Many Old Boys will recall Mrs. Reid's careful and thorough teaching style, which combined gentle persuasion with authoritative pronouncements on important points.  As a teacher of English Literature, Mrs. Reid was especially adept with the classics, taking students with clarity and precision through the likes of Shakespeare's Henry V, Chaucer's Prologue to the Canterbury Tales and Mark Twain's Adventures of Huckleberry Finn.  And, at the Advanced Level, Mrs. Reid's specialist skills of literary criticism were most appreciated: with pride and no prejudice, it is a truth universally acknowledged that Mrs. Reid was one of the best teachers that Kingston College has known.

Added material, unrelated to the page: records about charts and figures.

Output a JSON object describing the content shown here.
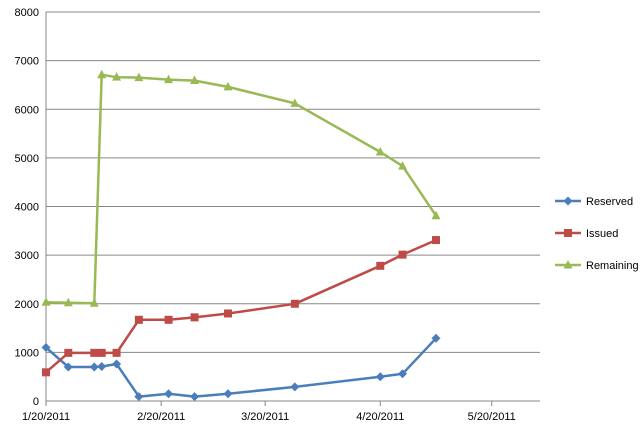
{
  "chart_data": {
    "type": "line",
    "title": "",
    "xlabel": "",
    "ylabel": "",
    "x_axis": {
      "type": "date",
      "range": [
        "2011-01-20",
        "2011-06-02"
      ],
      "tick_dates": [
        "2011-01-20",
        "2011-02-20",
        "2011-03-20",
        "2011-04-20",
        "2011-05-20"
      ],
      "tick_labels": [
        "1/20/2011",
        "2/20/2011",
        "3/20/2011",
        "4/20/2011",
        "5/20/2011"
      ]
    },
    "y_axis": {
      "range": [
        0,
        8000
      ],
      "ticks": [
        0,
        1000,
        2000,
        3000,
        4000,
        5000,
        6000,
        7000,
        8000
      ]
    },
    "grid": "horizontal",
    "legend_position": "right",
    "series": [
      {
        "name": "Reserved",
        "color": "#4a7ebb",
        "marker": "diamond",
        "points": [
          [
            "2011-01-20",
            1100
          ],
          [
            "2011-01-26",
            700
          ],
          [
            "2011-02-02",
            700
          ],
          [
            "2011-02-04",
            710
          ],
          [
            "2011-02-08",
            760
          ],
          [
            "2011-02-14",
            90
          ],
          [
            "2011-02-22",
            150
          ],
          [
            "2011-03-01",
            90
          ],
          [
            "2011-03-10",
            150
          ],
          [
            "2011-03-28",
            290
          ],
          [
            "2011-04-20",
            500
          ],
          [
            "2011-04-26",
            560
          ],
          [
            "2011-05-05",
            1290
          ]
        ]
      },
      {
        "name": "Issued",
        "color": "#be4b48",
        "marker": "square",
        "points": [
          [
            "2011-01-20",
            590
          ],
          [
            "2011-01-26",
            990
          ],
          [
            "2011-02-02",
            990
          ],
          [
            "2011-02-04",
            990
          ],
          [
            "2011-02-08",
            990
          ],
          [
            "2011-02-14",
            1670
          ],
          [
            "2011-02-22",
            1670
          ],
          [
            "2011-03-01",
            1720
          ],
          [
            "2011-03-10",
            1800
          ],
          [
            "2011-03-28",
            2000
          ],
          [
            "2011-04-20",
            2780
          ],
          [
            "2011-04-26",
            3010
          ],
          [
            "2011-05-05",
            3310
          ]
        ]
      },
      {
        "name": "Remaining",
        "color": "#98b954",
        "marker": "triangle",
        "points": [
          [
            "2011-01-20",
            2030
          ],
          [
            "2011-01-26",
            2020
          ],
          [
            "2011-02-02",
            2010
          ],
          [
            "2011-02-04",
            6710
          ],
          [
            "2011-02-08",
            6660
          ],
          [
            "2011-02-14",
            6650
          ],
          [
            "2011-02-22",
            6610
          ],
          [
            "2011-03-01",
            6590
          ],
          [
            "2011-03-10",
            6460
          ],
          [
            "2011-03-28",
            6120
          ],
          [
            "2011-04-20",
            5120
          ],
          [
            "2011-04-26",
            4830
          ],
          [
            "2011-05-05",
            3810
          ]
        ]
      }
    ]
  }
}
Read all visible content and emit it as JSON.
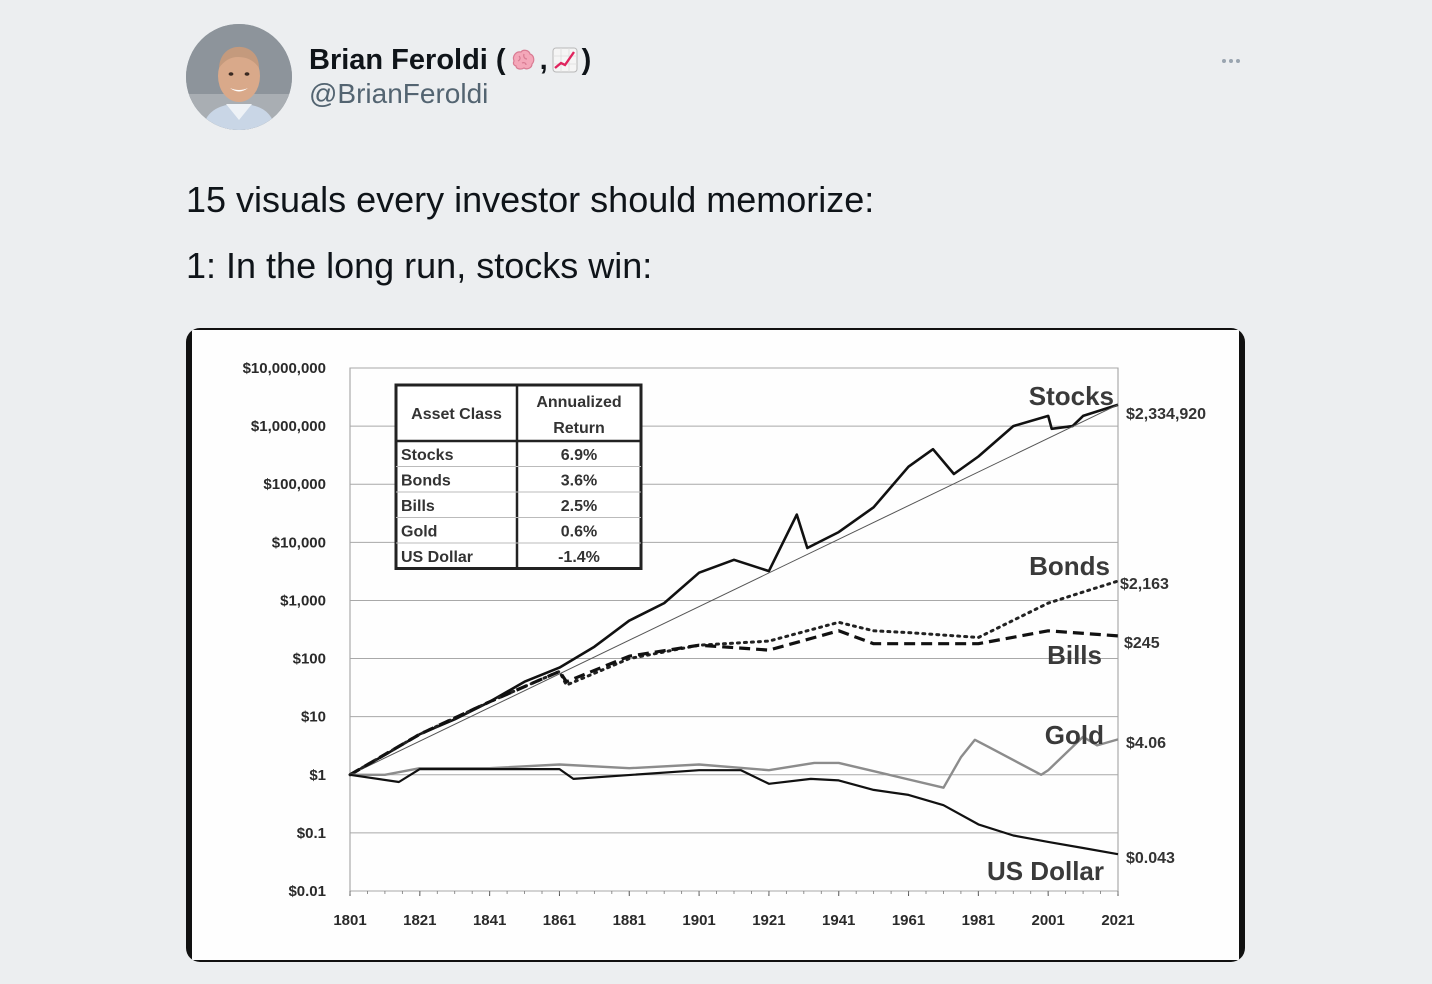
{
  "tweet": {
    "author_name": "Brian Feroldi (",
    "author_name_sep": ",",
    "author_name_end": ")",
    "emoji_1": "🧠",
    "emoji_2": "📈",
    "handle": "@BrianFeroldi",
    "line_1": "15 visuals every investor should memorize:",
    "line_2": "1: In the long run, stocks win:",
    "more_icon": "more-horizontal-icon"
  },
  "chart_data": {
    "type": "line",
    "y_scale": "log",
    "ylim": [
      0.01,
      10000000
    ],
    "y_ticks": [
      "$10,000,000",
      "$1,000,000",
      "$100,000",
      "$10,000",
      "$1,000",
      "$100",
      "$10",
      "$1",
      "$0.1",
      "$0.01"
    ],
    "x_ticks": [
      "1801",
      "1821",
      "1841",
      "1861",
      "1881",
      "1901",
      "1921",
      "1941",
      "1961",
      "1981",
      "2001",
      "2021"
    ],
    "xlim": [
      1801,
      2021
    ],
    "grid": true,
    "table": {
      "headers": [
        "Asset Class",
        "Annualized Return"
      ],
      "header_lines": [
        [
          "Asset Class"
        ],
        [
          "Annualized",
          "Return"
        ]
      ],
      "rows": [
        [
          "Stocks",
          "6.9%"
        ],
        [
          "Bonds",
          "3.6%"
        ],
        [
          "Bills",
          "2.5%"
        ],
        [
          "Gold",
          "0.6%"
        ],
        [
          "US Dollar",
          "-1.4%"
        ]
      ]
    },
    "series": [
      {
        "name": "Stocks",
        "end_value_label": "$2,334,920",
        "style": "solid-thick",
        "color": "#111111",
        "x": [
          1801,
          1811,
          1821,
          1831,
          1841,
          1851,
          1861,
          1871,
          1881,
          1891,
          1901,
          1911,
          1921,
          1929,
          1932,
          1941,
          1951,
          1961,
          1968,
          1974,
          1981,
          1991,
          2001,
          2002,
          2008,
          2011,
          2021
        ],
        "y": [
          1,
          2.2,
          5,
          9,
          18,
          40,
          70,
          160,
          450,
          900,
          3000,
          5000,
          3200,
          30000,
          8000,
          15000,
          40000,
          200000,
          400000,
          150000,
          300000,
          1000000,
          1500000,
          900000,
          1000000,
          1500000,
          2334920
        ]
      },
      {
        "name": "Trend",
        "style": "solid-thin",
        "color": "#555555",
        "x": [
          1801,
          2021
        ],
        "y": [
          1,
          2334920
        ]
      },
      {
        "name": "Bonds",
        "end_value_label": "$2,163",
        "style": "dotted",
        "color": "#222222",
        "x": [
          1801,
          1821,
          1841,
          1861,
          1863,
          1881,
          1901,
          1921,
          1941,
          1951,
          1961,
          1981,
          2001,
          2021
        ],
        "y": [
          1,
          5,
          18,
          60,
          35,
          100,
          170,
          200,
          420,
          300,
          280,
          230,
          900,
          2163
        ]
      },
      {
        "name": "Bills",
        "end_value_label": "$245",
        "style": "dashed",
        "color": "#111111",
        "x": [
          1801,
          1821,
          1841,
          1861,
          1863,
          1881,
          1901,
          1921,
          1941,
          1951,
          1961,
          1981,
          2001,
          2021
        ],
        "y": [
          1,
          5,
          18,
          60,
          40,
          110,
          170,
          140,
          300,
          180,
          180,
          180,
          300,
          245
        ]
      },
      {
        "name": "Gold",
        "end_value_label": "$4.06",
        "style": "solid-gray",
        "color": "#8c8c8c",
        "x": [
          1801,
          1811,
          1821,
          1841,
          1861,
          1881,
          1901,
          1921,
          1934,
          1941,
          1971,
          1976,
          1980,
          1984,
          1999,
          2001,
          2011,
          2015,
          2021
        ],
        "y": [
          1,
          1,
          1.3,
          1.3,
          1.5,
          1.3,
          1.5,
          1.2,
          1.6,
          1.6,
          0.6,
          2.0,
          4.0,
          3.0,
          1.0,
          1.2,
          4.5,
          3.2,
          4.06
        ]
      },
      {
        "name": "US Dollar",
        "end_value_label": "$0.043",
        "style": "solid",
        "color": "#111111",
        "x": [
          1801,
          1815,
          1821,
          1861,
          1865,
          1901,
          1913,
          1921,
          1933,
          1941,
          1951,
          1961,
          1971,
          1981,
          1991,
          2001,
          2011,
          2021
        ],
        "y": [
          1,
          0.75,
          1.25,
          1.25,
          0.85,
          1.2,
          1.2,
          0.7,
          0.85,
          0.8,
          0.55,
          0.45,
          0.3,
          0.14,
          0.09,
          0.07,
          0.055,
          0.043
        ]
      }
    ]
  }
}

Mrs. Reid was the Head of the English Department of Kingston College in the 1970s, well-known to have been a time of ferment, excitement and challenges to traditional ways of seeing.  The English Department, under Mrs. Reid guidance, served as the foundation for the teaching of the humanities at the School, and used the classics as the basis for opening up new worlds to the students.  It was a formidable, world class, English Department, with every member committed to our social and intellectual advancement, working as part of a strong Kingston College community.

Mrs. Reid and her colleagues were not afraid to pull us back in line when we strayed, in the manner of teenagers, and they emphasized for us the importance of the word.  Many Old Boys also remember Mrs. Reid's willingness to go the extra mile to ensure the academic success of her students.  No industrial action, no extracurricular excesses, no bureaucracy, would stand in the way of her determination to ensure that her students were properly prepared for the threatening "Mr. Cambridge" and other assessors.

We will miss Mrs. Reid.  We say au revoir, for we shall meet again; and we offer heartfelt condolences to members of the Reid family, including Hugh and Danny, themselves distinguished Old Boys of the College.